Reviewed by Kristin
Joanne Fluke is back with yet another cozy cooking mystery: Blackberry Pie Murder. Hannah Swensen is baking cookies, planning her mother’s wedding to Doc, and trying her best not to find any more dead bodies. Cookies—check. Wedding planning—well, this is her mother we are talking about. No more dead bodies—oops. Famous last words.
After an article in the Lake Eden Journal snarkily points out that it has been over four months since any member of the Swensen family has found a dead body, Hannah picks up her friend and Cookie Jar employee, Lisa, and takes her to the auto mechanic during a thunderstorm. Going down a winding country road, Hannah and Lisa suddenly feel a thump. That four month body-free spell? It’s over. Not only is there another dead body, but Hannah is arrested for vehicular homicide.

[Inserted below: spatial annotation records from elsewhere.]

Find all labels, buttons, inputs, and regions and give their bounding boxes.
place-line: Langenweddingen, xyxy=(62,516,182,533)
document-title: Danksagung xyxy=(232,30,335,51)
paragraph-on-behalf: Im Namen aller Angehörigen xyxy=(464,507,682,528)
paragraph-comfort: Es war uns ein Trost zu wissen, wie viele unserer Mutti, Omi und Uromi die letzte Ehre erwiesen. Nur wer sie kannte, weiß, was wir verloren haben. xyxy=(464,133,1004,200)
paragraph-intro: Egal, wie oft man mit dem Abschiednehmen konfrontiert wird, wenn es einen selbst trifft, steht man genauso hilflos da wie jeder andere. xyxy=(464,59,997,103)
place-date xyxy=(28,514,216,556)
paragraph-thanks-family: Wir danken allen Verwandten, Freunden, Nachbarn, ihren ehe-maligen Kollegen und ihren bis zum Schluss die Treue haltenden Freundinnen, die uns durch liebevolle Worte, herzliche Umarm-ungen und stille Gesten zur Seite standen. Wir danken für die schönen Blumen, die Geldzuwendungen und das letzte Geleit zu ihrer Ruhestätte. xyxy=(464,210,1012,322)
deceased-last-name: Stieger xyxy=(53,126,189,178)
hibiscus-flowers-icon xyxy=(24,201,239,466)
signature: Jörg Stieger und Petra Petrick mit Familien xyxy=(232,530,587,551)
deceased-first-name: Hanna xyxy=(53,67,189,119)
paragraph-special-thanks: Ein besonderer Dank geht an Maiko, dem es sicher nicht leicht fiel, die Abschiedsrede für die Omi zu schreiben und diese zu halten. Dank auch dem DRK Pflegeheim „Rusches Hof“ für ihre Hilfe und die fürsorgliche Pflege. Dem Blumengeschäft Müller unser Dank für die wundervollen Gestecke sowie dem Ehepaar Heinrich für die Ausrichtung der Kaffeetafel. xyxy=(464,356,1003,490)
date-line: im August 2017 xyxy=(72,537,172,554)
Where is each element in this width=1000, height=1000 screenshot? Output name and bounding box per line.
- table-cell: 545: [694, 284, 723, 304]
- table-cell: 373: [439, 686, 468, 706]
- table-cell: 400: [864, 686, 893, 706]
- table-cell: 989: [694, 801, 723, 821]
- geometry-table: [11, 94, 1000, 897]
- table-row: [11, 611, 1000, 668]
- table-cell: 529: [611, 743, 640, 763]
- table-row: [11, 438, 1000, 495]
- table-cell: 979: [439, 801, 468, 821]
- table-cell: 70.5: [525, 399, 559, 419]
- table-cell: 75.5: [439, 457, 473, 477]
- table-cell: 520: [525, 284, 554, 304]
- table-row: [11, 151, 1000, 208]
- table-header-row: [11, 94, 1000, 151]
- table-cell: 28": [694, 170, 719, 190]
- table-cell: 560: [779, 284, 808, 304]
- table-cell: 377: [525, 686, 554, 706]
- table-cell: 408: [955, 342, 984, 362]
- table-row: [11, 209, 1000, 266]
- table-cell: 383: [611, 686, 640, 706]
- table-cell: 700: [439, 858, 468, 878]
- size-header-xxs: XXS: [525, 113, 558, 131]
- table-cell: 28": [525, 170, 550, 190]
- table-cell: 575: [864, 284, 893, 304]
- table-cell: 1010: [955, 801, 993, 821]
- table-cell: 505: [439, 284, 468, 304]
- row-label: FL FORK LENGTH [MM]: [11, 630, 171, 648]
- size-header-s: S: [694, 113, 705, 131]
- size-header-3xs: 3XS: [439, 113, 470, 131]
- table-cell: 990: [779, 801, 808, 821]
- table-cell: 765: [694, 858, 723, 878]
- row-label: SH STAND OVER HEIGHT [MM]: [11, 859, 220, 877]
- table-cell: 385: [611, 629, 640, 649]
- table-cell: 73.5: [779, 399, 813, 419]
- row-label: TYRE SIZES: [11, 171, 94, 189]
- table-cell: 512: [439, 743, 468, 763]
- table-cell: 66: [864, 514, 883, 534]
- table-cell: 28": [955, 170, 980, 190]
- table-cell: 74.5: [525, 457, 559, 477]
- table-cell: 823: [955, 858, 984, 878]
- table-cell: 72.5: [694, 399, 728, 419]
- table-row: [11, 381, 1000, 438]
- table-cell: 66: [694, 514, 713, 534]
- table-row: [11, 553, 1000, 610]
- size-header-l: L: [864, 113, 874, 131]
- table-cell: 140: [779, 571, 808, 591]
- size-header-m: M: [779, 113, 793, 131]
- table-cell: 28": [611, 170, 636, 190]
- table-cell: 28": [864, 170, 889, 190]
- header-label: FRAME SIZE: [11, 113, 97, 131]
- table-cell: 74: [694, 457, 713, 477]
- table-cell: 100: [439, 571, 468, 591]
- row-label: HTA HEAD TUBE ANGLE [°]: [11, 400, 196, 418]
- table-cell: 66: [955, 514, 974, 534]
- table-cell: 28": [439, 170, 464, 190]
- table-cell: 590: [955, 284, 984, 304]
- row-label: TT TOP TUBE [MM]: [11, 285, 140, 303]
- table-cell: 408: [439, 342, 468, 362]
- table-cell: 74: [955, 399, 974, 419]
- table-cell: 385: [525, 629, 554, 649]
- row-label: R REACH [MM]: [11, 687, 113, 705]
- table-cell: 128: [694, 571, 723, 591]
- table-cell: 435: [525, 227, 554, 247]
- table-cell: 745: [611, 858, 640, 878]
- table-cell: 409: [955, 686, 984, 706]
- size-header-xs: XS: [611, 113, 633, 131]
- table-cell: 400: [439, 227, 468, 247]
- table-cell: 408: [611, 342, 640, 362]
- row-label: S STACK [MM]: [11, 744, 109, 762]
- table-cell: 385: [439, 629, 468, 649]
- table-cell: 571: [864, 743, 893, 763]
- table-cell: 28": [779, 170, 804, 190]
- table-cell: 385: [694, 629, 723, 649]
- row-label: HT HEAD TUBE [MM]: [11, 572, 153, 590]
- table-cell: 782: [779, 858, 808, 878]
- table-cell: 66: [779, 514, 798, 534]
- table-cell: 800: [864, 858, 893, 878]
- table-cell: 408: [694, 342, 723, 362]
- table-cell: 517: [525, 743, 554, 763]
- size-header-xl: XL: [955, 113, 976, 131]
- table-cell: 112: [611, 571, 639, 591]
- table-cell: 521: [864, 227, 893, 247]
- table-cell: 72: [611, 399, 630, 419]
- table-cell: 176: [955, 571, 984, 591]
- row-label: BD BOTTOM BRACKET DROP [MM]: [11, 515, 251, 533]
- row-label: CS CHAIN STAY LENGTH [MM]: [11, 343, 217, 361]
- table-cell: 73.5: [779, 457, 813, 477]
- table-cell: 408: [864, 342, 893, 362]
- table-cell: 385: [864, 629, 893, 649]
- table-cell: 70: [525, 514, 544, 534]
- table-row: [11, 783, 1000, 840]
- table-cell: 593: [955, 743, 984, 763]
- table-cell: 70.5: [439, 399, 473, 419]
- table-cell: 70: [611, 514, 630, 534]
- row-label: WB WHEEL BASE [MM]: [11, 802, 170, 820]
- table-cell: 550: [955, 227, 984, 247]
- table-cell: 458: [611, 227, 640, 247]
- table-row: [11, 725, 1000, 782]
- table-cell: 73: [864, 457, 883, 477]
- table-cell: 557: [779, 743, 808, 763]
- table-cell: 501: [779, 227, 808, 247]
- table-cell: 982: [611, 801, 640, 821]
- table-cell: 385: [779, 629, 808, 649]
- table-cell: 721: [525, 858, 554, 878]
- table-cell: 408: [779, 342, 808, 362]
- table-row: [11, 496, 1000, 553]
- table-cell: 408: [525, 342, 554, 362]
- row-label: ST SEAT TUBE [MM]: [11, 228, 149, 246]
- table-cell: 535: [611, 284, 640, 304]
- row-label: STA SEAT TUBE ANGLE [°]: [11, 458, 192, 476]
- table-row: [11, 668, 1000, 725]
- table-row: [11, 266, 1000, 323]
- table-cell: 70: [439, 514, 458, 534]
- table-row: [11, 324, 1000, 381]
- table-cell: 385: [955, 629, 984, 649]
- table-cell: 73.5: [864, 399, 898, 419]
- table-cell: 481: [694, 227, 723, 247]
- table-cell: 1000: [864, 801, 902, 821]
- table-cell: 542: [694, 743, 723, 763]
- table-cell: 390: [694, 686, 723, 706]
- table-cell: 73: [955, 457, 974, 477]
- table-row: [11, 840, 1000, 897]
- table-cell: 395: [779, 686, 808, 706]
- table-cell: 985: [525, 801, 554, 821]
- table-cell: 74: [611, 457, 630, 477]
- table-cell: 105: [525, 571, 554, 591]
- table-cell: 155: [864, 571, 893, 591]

As the proprietor of The Cookie Jar, Hannah sounds as if she must be an amazing cook. Every time a new type of cookie is mentioned, the recipe is at the end of the chapter: cook’s notes, variations and all. All the recipes sound delicious, although I must admit that I skip over them. Hannah and company bake at least three or four times a day, between cookies to sell at The Cookie Jar, desert for an impromptu meal, or just any time someone needs to be perked up with chocolate. Maybe we should be shelving these in the 641.5 section.
While I found the beginning of this series to be cute and enjoyable, it has become somewhat repetitive with seventeen titles featuring Hannah, her family and her two beaus: Mike and Norman. Since the very first book (Chocolate Chip Cookie Murder), Hannah has been going back and forth between the handsome and exciting cop Mike, and the steady, dependable dentist Norman. The love triangle has gone on long enough. Hannah’s mother is getting married; it’s time for Hannah to move forward and take one of the men up on his proposal and cut the other one loose, or just cut both of them loose and move on as an independent woman.
I don’t know if I was just not in the mood for a cozy cooking mystery, but this book fell flatter than, well, a fallen cake. Fluke is always telling us things that don’t seem to be important. Why do we need to know that in order to install a fancy toilet in a condo, you must get the homeowners association’s permission? Is this relevant to the mystery? Did I miss something? The ending is a bit of a cliff-hanger. Perhaps Fluke is trying to keep people hooked and looking forward to the next book in the series. I hate to “break-up” with an author, but I think it may be time.